A trip to Cusco wouldn’t be complete without a visit to The Sacred Valley of the Incas. Located only an hour’s trip north of the Inca’s epicenter lay towns long known for their colonial architecture and tucked away weaving villages. The Sacred Valley has become a destination in its own right, independent from the city of Cusco, with main attractions being traditional markets and the noble Inca citadels of Ollantaytambo and Pisac.

Ollantaytambo

Steep terraces guarding Ollantaytambo’s Inca ruins rise above the remarkable city to tell the story of a major battle won against the Spanish “conquistadores”. Both a fortress and temple, these ruins provided protection to Manco Inca and his victorious soldiers as they showered Spanish soldiers with arrows and spears from above the steep terraces, making it impossible for the Spanish to climb. The Inca’s well-developed infrastructure allowed Manco to flood the plain below the fortress, forcing the Spaniards to retreat.

A post shared by Roshan (@easttowesttravels) on

The ruins also served as a temple, with a ceremonial center sitting at the very top of the terraces. The stone used to build the temple was extracted from the mountainside nearly 6km away, above the opposite bank of the Urubamba river which borders numerous cities in the Sacred Valley. Hiking the trail from this side of the river to the temple takes a few hours, so it is unknown how the Incas managed to move or extract these massive blocks while diverting the river channel around them.

It is said that looking back at the city of Ollantaytambo from the mountainside, a 2-dimensional pyramid can be identified. Some believe that this legendary place is where the original Incas emerged and founded their empire.

Pisac Ruins

The Pisac ruins call for several hours of exploration. The trek from town starts at the west side of the church and takes approximately 2 hours to the top–though you also have the option to drive up. Once at the top, be prepared to encounter swaths of tourists admiring the largest Inca cemetery, a residential settlement, and a number of ceremonial baths. But if you’re seeking real adventure, continue on the same path past the tourists, and be prepared to explore the Pisac ruins like a true explorer.
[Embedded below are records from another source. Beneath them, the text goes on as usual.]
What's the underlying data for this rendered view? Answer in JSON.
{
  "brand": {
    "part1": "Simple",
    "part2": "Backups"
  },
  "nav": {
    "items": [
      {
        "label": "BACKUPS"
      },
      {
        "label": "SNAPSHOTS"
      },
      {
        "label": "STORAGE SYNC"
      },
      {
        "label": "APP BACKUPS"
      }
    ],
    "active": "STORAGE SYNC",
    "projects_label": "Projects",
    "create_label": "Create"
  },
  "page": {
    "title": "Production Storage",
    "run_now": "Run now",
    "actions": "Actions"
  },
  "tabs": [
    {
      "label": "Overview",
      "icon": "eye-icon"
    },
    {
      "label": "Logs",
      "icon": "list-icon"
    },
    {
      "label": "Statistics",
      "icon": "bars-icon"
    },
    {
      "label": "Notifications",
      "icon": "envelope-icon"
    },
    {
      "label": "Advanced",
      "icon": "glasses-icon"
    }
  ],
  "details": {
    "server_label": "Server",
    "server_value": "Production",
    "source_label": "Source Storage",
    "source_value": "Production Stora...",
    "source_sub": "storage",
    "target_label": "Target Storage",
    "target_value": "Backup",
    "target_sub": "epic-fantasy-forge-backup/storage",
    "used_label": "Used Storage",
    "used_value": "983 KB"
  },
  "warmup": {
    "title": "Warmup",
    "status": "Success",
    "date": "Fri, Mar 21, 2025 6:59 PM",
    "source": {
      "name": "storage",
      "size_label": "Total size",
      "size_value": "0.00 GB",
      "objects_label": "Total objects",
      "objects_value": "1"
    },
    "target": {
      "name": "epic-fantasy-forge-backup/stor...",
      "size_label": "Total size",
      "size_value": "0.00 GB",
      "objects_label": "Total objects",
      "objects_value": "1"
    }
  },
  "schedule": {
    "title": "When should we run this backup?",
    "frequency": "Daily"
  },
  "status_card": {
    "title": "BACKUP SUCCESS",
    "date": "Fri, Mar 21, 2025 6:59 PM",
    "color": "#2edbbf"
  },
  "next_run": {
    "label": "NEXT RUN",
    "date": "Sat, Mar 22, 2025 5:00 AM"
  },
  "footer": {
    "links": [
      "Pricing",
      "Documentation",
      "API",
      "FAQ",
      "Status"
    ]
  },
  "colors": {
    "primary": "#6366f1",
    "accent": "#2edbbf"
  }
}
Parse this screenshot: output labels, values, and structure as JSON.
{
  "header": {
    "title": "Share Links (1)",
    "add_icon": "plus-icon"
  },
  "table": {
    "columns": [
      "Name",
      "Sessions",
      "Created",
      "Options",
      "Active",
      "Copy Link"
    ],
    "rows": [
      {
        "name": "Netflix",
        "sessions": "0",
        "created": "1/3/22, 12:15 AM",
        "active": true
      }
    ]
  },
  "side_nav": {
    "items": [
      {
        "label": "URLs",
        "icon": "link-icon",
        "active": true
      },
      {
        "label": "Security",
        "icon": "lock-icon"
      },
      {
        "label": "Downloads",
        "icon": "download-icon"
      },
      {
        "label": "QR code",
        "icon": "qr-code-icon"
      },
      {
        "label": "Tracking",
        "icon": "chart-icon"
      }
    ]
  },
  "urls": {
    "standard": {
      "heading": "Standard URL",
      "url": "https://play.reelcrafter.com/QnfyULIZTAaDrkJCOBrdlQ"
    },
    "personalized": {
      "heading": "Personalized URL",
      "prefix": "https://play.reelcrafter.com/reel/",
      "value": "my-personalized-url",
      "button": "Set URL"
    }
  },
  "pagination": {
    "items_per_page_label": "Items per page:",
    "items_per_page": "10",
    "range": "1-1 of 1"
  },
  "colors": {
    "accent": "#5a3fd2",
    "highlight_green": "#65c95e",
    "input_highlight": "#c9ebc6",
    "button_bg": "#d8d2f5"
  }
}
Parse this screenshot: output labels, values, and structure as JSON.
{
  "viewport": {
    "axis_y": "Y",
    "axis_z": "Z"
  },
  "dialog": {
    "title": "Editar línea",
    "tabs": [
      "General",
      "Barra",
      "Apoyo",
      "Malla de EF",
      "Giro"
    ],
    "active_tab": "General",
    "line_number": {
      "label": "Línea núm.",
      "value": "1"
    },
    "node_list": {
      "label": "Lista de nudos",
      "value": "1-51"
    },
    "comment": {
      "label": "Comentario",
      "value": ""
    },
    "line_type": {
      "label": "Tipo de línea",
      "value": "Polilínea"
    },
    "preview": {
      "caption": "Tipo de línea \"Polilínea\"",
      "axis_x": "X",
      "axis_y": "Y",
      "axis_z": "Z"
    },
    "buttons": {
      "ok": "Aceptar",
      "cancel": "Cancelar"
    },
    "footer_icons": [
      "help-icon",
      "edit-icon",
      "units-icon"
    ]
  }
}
Along the path, you’ll find yourself on something more similar to a trail that hugs the mountainside. You’ll know you’ve reached the peak of your adventure when you pass through a lithic doorway, marking the entrance to the main temple complex. Continuing through a short tunnel, you’ll emerge with your sights on a small residential site and agricultural zones to the lower left. Continue on the path for another 10 minutes, or so.

Equal to the massive size of Machu Picchu is the temple complex you didn’t expect to come across. Impressive panoramic views of the landscape surround you as admire the ancient ruins constructed of pink granite stones. The Sun Temple is featured in the center and perfectly aligns with the winter and summer solstice. The area reflects its sacred and spiritual importance.

From the temple, you have the option of continuing down the trail to witness the agricultural terraces which document that incredible engineering of the Incas. The terraces are literally carved into the mountainside, making for perfect photo opportunities. Another 20 minutes down the trail will leave you back in the village of Pisac to explore the markets.

Las Salineras de Mara

Another can’t miss in The Sacred Valley are the ancient Inca salt pans. The salt pans are believed to have been created by the Wari civilization, which predates the Incas. However, it was the Incas who saw the economic opportunity in harvesting salt and dug further into the mountainside to expand the salt pans. The pans are filled with salt water that is channeled through a natural subterranean spring. When the water evaporates, the crystals are left behind to be scraped from the Earth’s surface. Once the crystals are removed, the pan is again filled with salt water.

Today, there are over 6,000 salt mines, each individually owned and mined by a family in the Maras community, allowing local residents to make a living from harvesting and selling salt to nearby towns and shops.

Unique Lodging and Adventure

The Sacred Valley isn’t exclusive to history buffs and those who love architecture, but also to the modern-day traveler seeking truly unique accommodations and adventures.

More recently, sky lodges have been constructed on the mountainsides in the region overlooking The Sacred Valley. The transparent capsules allow you to experience life above the mystical valley, though it won’t come without a cost–physically and financially.

The Sky Lodge is only accessible after a 400-meter hike up a 1,200-foot mountain, or via a bold trail of ziplines. The capsule sleeps up to 8 people and allows for 300-degree views of the surrounding landscape through 6 windows. Packages include breakfast, a gourmet dinner with wine, transportation from Cusco, and a bilingual guide. Just one-night costs over $1,000. But for this incredibly amazing experience, we’re willing to up our shoestring budget any day.